I am moved from the IMCU to the fourth floor, used for chemo and recovering surgery patients. A sweet nurse tells me that going to that floor from the IMCU is a good sign because it means I’ll probably leave for home soon. I remind the nurses on the new floor to call the doctor to come in during the surgery, so I won’t have to go through the bone marrow pillowcase chewing again.
Second on the roster, I had to have a port surgically inserted into my body in order to receive chemotherapy and for doctors to take blood. This would happen early the next morning. All in all, it’s a much better ordeal than being poked for each and every procedure and test. However, there is something surreal about having a piece of plastic under your skin.
Early the next morning, a nurse wakes me and said that they would be coming for me in half an hour. I lay there waiting and staring at the clock, slightly saddened that there would be more stuff like this ahead of me.
It felt like by the time I was situated downstairs in the cold chambers of surgery, I was coming to from the anesthesia. My first reaction? I reached and felt the back of my hip and noticed there wasn’t a bandage.
Oh dear.
I then noticed a plastic tail hanging out of the right side of my chest. I traced it back to a pile of gauze and a plastic bandage. I couldn’t help but make a face.
I was wheeled back upstairs to my room, where a nurse began using the catheter from the port to hook me up to the IV. I’m a wee bit horrified, like I could be a character out of a Sci-Fi film and the plastic tail would slither back into my body. I would look like a normal woman, but really could attack some unsuspecting person at will. Or, perhaps I was still coming out of my pain medication.
My oncologist comes in an hour or so later and tells me that there was a miscommunication and he was unable to do the biopsy and will have to do it the next day.
Well, damn.
I’m given the day to recover, but with a sore left hip and a tender right shoulder, I set up the rails in the hospital bed. I look like a person in a bumper bowling alley with pillows surrounding me on both sides, so that I can melt in them and not move.
An oncologist coordinator comes in and talks with my family and I about having a support system through this ordeal and that they could be my advocates in terms of school and work.
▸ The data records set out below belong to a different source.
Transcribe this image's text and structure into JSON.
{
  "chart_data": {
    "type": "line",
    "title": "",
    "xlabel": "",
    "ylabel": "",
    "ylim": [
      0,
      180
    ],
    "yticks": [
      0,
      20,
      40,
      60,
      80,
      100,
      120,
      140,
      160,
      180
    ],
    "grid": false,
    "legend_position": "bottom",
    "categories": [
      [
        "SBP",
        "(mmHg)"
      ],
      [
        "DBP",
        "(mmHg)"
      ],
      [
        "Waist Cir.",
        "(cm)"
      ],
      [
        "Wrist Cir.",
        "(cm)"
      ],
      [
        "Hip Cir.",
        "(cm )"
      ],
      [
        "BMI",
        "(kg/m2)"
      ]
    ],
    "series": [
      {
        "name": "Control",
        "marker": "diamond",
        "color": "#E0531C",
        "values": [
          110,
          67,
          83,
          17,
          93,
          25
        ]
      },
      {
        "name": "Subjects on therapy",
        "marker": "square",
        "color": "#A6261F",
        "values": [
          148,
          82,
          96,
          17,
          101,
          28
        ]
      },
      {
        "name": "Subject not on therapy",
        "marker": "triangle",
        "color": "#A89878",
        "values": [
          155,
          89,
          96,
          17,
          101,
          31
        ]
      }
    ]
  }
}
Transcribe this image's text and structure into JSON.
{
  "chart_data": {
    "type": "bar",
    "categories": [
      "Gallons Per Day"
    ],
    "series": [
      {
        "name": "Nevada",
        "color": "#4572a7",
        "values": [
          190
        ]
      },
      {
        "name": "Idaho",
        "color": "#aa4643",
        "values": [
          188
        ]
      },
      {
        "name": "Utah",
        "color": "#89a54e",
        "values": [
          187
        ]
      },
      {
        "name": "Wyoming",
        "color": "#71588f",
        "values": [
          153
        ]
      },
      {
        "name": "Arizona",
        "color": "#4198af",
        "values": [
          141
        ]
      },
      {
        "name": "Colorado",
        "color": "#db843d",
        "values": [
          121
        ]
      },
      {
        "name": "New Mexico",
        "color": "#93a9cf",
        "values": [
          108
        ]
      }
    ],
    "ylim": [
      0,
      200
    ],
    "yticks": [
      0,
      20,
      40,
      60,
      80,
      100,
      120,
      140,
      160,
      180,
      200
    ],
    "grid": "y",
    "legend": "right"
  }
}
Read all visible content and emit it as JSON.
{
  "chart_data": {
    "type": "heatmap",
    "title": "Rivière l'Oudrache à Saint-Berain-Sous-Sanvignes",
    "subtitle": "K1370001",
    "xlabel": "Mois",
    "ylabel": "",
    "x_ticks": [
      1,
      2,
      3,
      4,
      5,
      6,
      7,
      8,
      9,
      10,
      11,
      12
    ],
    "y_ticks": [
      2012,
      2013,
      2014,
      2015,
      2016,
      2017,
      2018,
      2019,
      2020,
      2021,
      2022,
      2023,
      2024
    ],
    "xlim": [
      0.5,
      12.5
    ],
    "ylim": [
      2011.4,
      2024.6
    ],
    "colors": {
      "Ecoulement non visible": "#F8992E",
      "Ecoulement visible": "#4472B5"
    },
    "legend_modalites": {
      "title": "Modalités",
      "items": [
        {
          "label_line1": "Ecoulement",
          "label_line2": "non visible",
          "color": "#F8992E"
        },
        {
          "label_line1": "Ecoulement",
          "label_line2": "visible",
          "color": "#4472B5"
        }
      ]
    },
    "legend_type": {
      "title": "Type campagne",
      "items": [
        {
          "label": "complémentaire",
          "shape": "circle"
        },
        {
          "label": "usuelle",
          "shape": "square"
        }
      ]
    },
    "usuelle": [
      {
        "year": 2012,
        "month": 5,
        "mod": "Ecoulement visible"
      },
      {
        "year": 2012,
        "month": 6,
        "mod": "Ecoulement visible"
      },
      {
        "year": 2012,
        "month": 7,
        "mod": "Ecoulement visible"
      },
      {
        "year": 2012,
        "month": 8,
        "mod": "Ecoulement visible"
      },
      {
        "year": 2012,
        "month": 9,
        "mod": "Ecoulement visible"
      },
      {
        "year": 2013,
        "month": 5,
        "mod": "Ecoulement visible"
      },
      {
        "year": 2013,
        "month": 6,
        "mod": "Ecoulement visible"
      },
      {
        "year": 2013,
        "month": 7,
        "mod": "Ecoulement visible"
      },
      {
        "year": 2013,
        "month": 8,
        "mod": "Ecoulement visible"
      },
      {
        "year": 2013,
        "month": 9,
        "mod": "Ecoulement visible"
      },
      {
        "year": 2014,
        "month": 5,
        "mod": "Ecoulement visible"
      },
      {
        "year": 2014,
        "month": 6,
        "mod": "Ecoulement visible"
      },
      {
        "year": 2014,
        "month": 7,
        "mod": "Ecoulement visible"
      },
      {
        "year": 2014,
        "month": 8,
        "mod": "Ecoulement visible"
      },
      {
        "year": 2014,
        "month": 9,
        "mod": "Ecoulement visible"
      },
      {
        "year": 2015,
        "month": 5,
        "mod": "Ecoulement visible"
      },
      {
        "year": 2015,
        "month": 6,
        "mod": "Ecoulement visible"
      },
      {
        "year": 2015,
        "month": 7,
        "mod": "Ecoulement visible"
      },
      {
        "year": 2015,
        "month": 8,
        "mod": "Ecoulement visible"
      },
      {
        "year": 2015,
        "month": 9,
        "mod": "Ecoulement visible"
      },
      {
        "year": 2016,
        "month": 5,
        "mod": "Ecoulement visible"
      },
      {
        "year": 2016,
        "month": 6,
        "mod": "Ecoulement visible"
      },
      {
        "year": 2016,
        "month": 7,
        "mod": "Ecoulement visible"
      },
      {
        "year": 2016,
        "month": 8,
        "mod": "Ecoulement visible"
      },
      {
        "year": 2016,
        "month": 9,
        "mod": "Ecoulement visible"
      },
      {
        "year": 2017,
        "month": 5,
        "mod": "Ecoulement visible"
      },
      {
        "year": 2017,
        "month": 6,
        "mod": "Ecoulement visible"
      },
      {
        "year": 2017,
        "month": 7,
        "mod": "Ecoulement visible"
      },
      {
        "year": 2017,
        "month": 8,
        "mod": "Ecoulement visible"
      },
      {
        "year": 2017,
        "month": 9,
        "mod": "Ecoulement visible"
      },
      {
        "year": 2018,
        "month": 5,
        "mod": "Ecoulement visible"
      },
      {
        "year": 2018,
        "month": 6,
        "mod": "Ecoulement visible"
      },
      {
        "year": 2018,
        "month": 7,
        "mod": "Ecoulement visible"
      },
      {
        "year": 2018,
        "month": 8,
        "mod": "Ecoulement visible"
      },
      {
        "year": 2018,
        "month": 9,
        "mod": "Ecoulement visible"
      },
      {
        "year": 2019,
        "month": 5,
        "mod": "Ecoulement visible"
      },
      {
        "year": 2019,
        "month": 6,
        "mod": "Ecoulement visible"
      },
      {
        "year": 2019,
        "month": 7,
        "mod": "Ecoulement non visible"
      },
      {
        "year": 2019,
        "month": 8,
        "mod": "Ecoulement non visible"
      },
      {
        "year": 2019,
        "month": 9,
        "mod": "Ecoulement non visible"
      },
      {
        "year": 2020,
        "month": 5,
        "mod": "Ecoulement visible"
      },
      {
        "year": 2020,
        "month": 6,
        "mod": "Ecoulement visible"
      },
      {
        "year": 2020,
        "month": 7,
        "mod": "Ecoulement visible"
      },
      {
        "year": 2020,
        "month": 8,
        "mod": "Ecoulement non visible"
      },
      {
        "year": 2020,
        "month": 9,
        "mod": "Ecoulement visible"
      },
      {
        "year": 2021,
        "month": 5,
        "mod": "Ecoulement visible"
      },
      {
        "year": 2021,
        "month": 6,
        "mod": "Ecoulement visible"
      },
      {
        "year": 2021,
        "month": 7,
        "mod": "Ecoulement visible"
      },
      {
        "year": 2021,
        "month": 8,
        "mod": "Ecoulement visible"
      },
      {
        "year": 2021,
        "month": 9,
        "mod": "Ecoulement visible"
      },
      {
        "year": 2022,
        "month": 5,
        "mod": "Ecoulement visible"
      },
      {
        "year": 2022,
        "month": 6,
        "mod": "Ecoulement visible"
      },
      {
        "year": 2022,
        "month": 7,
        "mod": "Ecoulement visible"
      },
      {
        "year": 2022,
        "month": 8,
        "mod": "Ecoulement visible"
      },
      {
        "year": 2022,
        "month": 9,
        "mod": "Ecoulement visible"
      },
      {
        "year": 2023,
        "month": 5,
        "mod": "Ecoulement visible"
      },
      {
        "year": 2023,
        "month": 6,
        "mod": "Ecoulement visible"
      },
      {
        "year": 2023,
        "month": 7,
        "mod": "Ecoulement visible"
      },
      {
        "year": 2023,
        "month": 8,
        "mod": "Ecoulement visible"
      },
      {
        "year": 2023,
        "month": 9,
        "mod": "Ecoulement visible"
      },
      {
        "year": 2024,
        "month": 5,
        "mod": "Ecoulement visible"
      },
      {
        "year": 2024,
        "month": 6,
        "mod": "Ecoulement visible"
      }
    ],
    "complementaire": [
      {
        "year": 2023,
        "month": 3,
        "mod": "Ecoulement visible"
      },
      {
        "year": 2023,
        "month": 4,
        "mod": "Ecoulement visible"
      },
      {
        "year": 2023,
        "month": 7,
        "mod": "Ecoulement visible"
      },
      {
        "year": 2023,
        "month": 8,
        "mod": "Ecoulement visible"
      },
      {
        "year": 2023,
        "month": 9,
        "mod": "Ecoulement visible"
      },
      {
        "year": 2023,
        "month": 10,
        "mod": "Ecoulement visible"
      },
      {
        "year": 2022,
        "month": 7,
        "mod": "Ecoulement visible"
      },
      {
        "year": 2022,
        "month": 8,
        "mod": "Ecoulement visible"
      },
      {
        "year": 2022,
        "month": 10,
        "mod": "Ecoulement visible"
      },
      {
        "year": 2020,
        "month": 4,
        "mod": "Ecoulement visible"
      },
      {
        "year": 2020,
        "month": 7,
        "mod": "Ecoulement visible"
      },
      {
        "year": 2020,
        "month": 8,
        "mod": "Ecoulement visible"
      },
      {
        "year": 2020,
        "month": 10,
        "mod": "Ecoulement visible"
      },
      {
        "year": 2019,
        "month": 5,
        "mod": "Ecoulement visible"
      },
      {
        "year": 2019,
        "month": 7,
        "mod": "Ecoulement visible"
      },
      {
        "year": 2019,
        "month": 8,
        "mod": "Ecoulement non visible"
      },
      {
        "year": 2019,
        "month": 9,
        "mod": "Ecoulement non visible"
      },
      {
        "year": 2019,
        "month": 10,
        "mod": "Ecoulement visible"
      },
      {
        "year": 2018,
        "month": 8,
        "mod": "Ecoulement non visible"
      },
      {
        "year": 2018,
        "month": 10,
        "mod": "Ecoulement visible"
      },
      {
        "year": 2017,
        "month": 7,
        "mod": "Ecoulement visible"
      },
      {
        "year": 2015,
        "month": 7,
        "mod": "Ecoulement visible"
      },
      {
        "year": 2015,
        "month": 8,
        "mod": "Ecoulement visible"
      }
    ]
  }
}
It’s an overwhelming feeling that despite these circumstances, there are so many people who care near and far. The amount of support is tremendous and I can already tell this experience won’t be cold and isolating. I had an epiphany that as I work through my own health issues, I want to be an advocate for not only myself, but others as well.
The coordinator notices that I’m writhing a bit in discomfort, but I haven’t asked for my pain medication yet, because I don’t like feeling out of control. I finally ask for the medication, as I’m trying to sleep and a few tears slip out. It’s a small amount and it allows me to fall asleep in a hydrocodone-induced haze.
After some blood work and the second bone marrow biopsy, I’m to begin my first round of chemo.